This year, as in every year, December 10 marked the celebration of "Human Rights Day" around the globe, including in Pakistan. Ironically, it is often the very governments and state institutions that advocate for this day that engage in daily violations of human rights. The historical narrative of this country begins officially in 1947, yet textbooks frequently trace it back to 712. This suggests a deep-rooted misrepresentation in our understanding of the country’s history from the very start. Given this context, it is hardly surprising that the country's historical narrative is riddled with inaccuracies, prompting questions about the potential for genuine improvement. Daily human rights violations reflect the serious challenges faced by the populace. Furthermore, it is disheartening to note that even political parties claiming to represent the people appear ensnared in an ongoing power struggle, primarily focused on safeguarding their own interests and those of their groups.
The distinct landscape of Pakistani politics is quite pronounced. This country operated without a constitution from its creation in 1947 until the introduction of its first constitution in 1956. During this period, governments changed with alarming frequency, revealing that many individuals in significant governmental positions lacked a solid understanding of political fundamentals, which hindered their ability to govern effectively. Rather than empowering the country’s experienced political leaders, authority was granted to figures like General Ayub Khan, who undermined the constitution of 1956. In 1970, following a fair and transparent election, the Awami League, led by Sheikh Mujib, achieved a decisive victory. However, rather than transferring power to this legitimate authority, the government attempted to marginalise it, resulting in the tragic partition of the country. It is disheartening to observe that lessons from this division were not heeded, as the democratically elected government of Balochistan was also dismissed.
The regime of General Zia-ul-Haq represented a period during which no progressive political leader or activist was spared; non-Muslims and women were particularly vulnerable, as a law of the jungle prevailed across Pakistan. This troubling trend persisted through the Musharraf era, which witnessed the signing of agreements such as the Charter of Democracy in 2006. This accord sought to ensure that political parties would not support any non-democratic forces, either directly or indirectly. However, in practice, the reality turned out to be quite the opposite.

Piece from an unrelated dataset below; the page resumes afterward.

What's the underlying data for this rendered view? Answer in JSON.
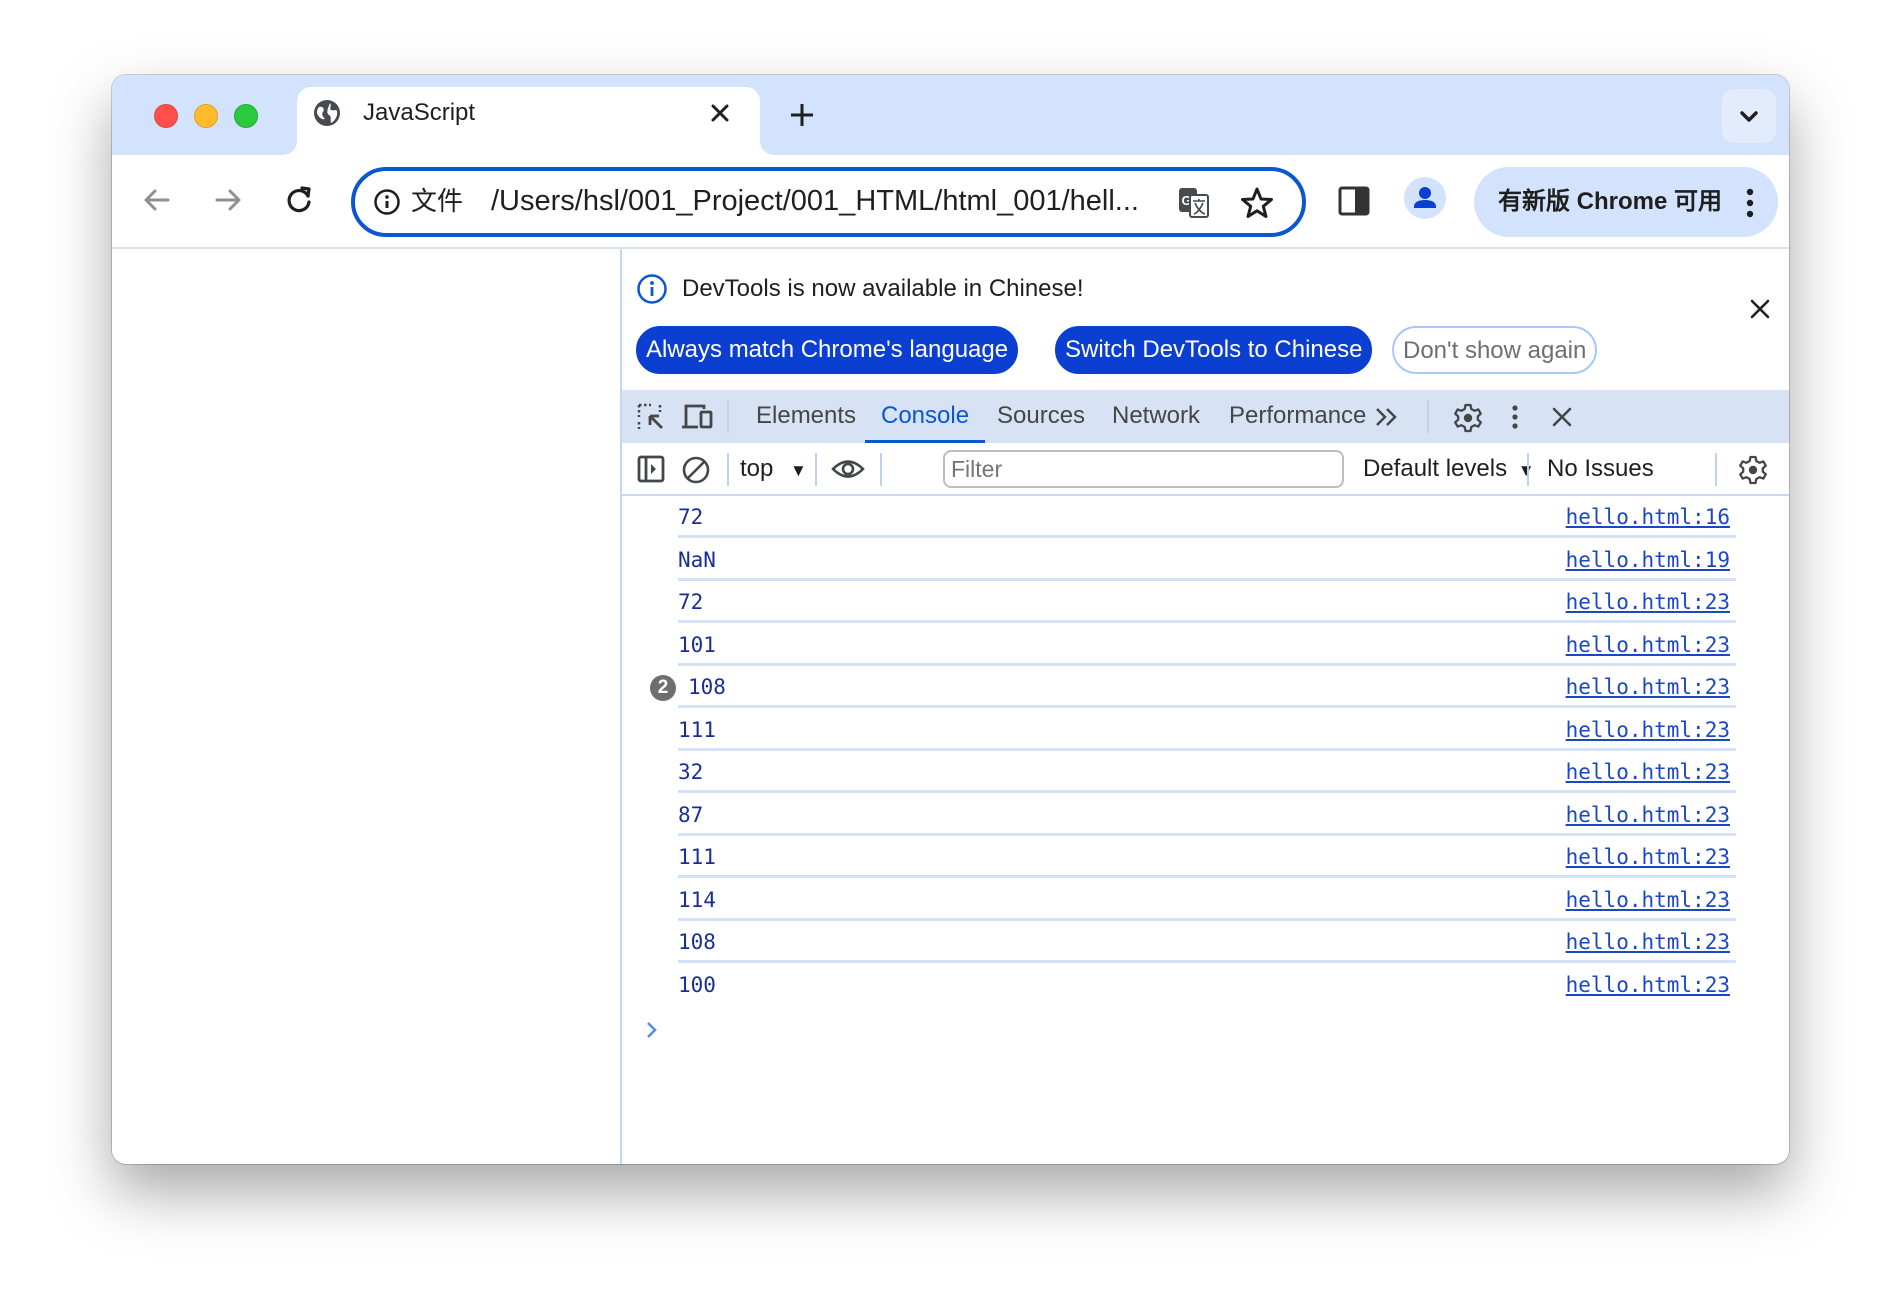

Those who once condemned the "Khalai Makhlooq" while on the PDM platform, advocating for the demand to "respect the vote," now find themselves in power with the very support of these same entities
In the current political landscape of Pakistan, there is a significant absence of unity and genuine commitment to the welfare of the populace. Each political party appears ensnared in an endless cycle of vying for the approval of the military establishment, often at the expense of the people's needs. A notable example can be traced back to 2014, when influential factions supported Imran Khan and Tahir-ul-Qadri in their sit-ins aimed at ousting Nawaz Sharif from the prime ministership—a goal they ultimately achieved. Fast forward to 2018, and Imran Khan ascended to the role of Prime Minister, with non-democratic forces still exerting influence. This situation highlights a striking parallel to how these same forces are now treating Imran Khan himself.
Ironically, those who once condemned the "Khalai Makhlooq" while on the PDM platform, advocating for the demand to "respect the vote," now find themselves in power with the very support of these same entities. Conversely, the PTI leadership had reveled in the belief that they were the country’s sole rulers, assured of the unwavering backing from these so-called Khalai Makhlooq. They envisioned a one-party system reminiscent of China, with Imran Khan serving as a lifelong Prime Minister and the PTI firmly entrenched as the ruling party indefinitely. Today, however, the leadership of the PDM and PPP ironically takes on the role of "kings," even as the public acknowledges that their authority is precarious—no less susceptible than that of Khan’s reign.
Currently, we see the Pakistan Tehreek-e-Insaf (PTI) positioned against a coalition government supported by non-democratic forces. In this political landscape, Maulana Fazal-ur-Rehman is actively involved, using the issue of Madrasas to strengthen his political position. It is important to note that Maulana previously opposed the 26th constitutional amendment when the government and its allies sought to gain his support. Now, he finds himself once again on the fringe. However, recognising the ineffectiveness of the Tehreek-e-Insaf's agenda, he has initiated independent negotiations with the government concerning Madrasas, although President Asif Ali Zardari currently presents a challenge in this matter. Meanwhile, the PTI opted to withdraw from Islamabad following the crackdown on November 26, a decision that has raised various questions. It is therefore essential for the public to critically assess these political parties to determine which genuinely advocate for their rights and which, under the pretense of representation, may mislead the people and the nation.